Il mio compagno di giochi

Scritto da me medesimo per www.mentelocale.it del 14 agosto

 

Consigli estivi? Be’, dovendo darne dalla Calabria jonica direi subito a tutti di venire  da queste parti. Che avranno un aspetto più brado del versante tirrenico. Che saranno più “out” e introdotte solo da poco all’estetica e ai servizi del turismo di mondo. Ma sono anche meno costruite, hanno il mare più pulito, infilano lunghi tratti di spiaggia libera come nessuno più se li si sogna e costano meno. E a volte danno la sensazione di essere stati catapultati da una prodigiosa macchina del tempo in qualche spiaggia degli anni sessanta. Spaghetti allo scoglio sotto un bel tetto di canne e frasche. Pesce e ancora pesce e vino e ancora vino per venticinque euro. E grandi tramonti con il sole alle spalle.

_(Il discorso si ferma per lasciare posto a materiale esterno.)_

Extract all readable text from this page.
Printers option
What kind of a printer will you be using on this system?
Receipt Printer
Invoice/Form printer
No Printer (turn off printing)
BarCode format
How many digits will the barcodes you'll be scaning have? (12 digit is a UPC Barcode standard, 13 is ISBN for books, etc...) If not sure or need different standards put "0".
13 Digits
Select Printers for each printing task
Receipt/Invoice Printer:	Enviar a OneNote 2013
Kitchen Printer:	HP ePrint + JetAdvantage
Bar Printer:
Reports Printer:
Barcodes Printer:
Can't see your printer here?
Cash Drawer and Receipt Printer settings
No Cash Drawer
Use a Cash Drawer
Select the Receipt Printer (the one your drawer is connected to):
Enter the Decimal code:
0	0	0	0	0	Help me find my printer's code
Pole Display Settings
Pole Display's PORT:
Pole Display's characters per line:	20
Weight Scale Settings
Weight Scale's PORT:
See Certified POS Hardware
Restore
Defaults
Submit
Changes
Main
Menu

Ma non devo dare consigli. E dunque vi parlerò del mio compagno di conversazioni e giochi di queste tranquille giornate joniche. Perché è proprio un bel tipo il mio compagno, di quelli che si incontrano e si possono frequentare solo in vacanza. Certo uno come lui non lo trovi al lavoro, e nemmeno quando giri per l’Italia con le tue fisime civili e di antimafia. E’ particolare già dal nome. Si chiama Julio Carlos,  anche se sulla spiaggia la “s” gliela confiscano tutti con disinvoltura, italianizzandolo più del dovuto. E’ figlio di madre cubana e di padre italiano, un calabrese alla Gattuso con la vita zeppa di viaggi per diporto e per lavoro. Julio Carlos non è di molte parole, eppure ci intendiamo alla perfezione. A volte tra noi basta uno sguardo. Per me, abituato al profluvio di parole della politica e del mondo accademico, sembra di trovarmi in un’oasi dello spirito. Parliamo di quello che piace a me ma soprattutto a lui, dei suoi sogni più elementari. Lui li descrive con poche, misurate sillabe; poi mi ascolta, guardando il mare o succhiando un gelato in silenzio. A volte chiama un cane suo amico e se lo tiene accanto. Se sente la musica, ed è facile perché dal chiosco più vicino viene tutto il tempo della musica reggae, lui si dimena con leggerezza, accenna dei passi di danza e mi sorride. Gli viene dalle vene, e tutti quelli che lo osservano commentano che i neri sono così, si vede che ce l’hanno nel sangue il ballo. Se prova qualche emozione, e anche questo gli succede spesso, gli occhi gli si dilatano. Diventano grandi come raramente ne ho visti. L’altro giorno mi ha ricordato di colpo gli occhi dei sassofonisti jazz mentre sono al massimo dello sforzo, facendomi venire in mente vecchi filmati di New Orleans, la patria delle orchestrine di colore. A volte, per sciogliere i muscoli al tramonto, corre sulla spiaggia e sembra Abebe Bikila, il maratoneta dei miracoli olimpici. Altre volte si mette a correre da fermo su un metro quadro di arenile. Una cosa mai vista, ma lui la trova assolutamente naturale.

Davvero un gran bel tipo, Julio Carlos. Nonostante i suoi due anni. E anche se, pur essendo mio nipote (è figlio di un figlio di mia sorella Simona), non sa ancora pronunciare il mio nome. Però quando mi chiama da lontano lo capisco lo stesso.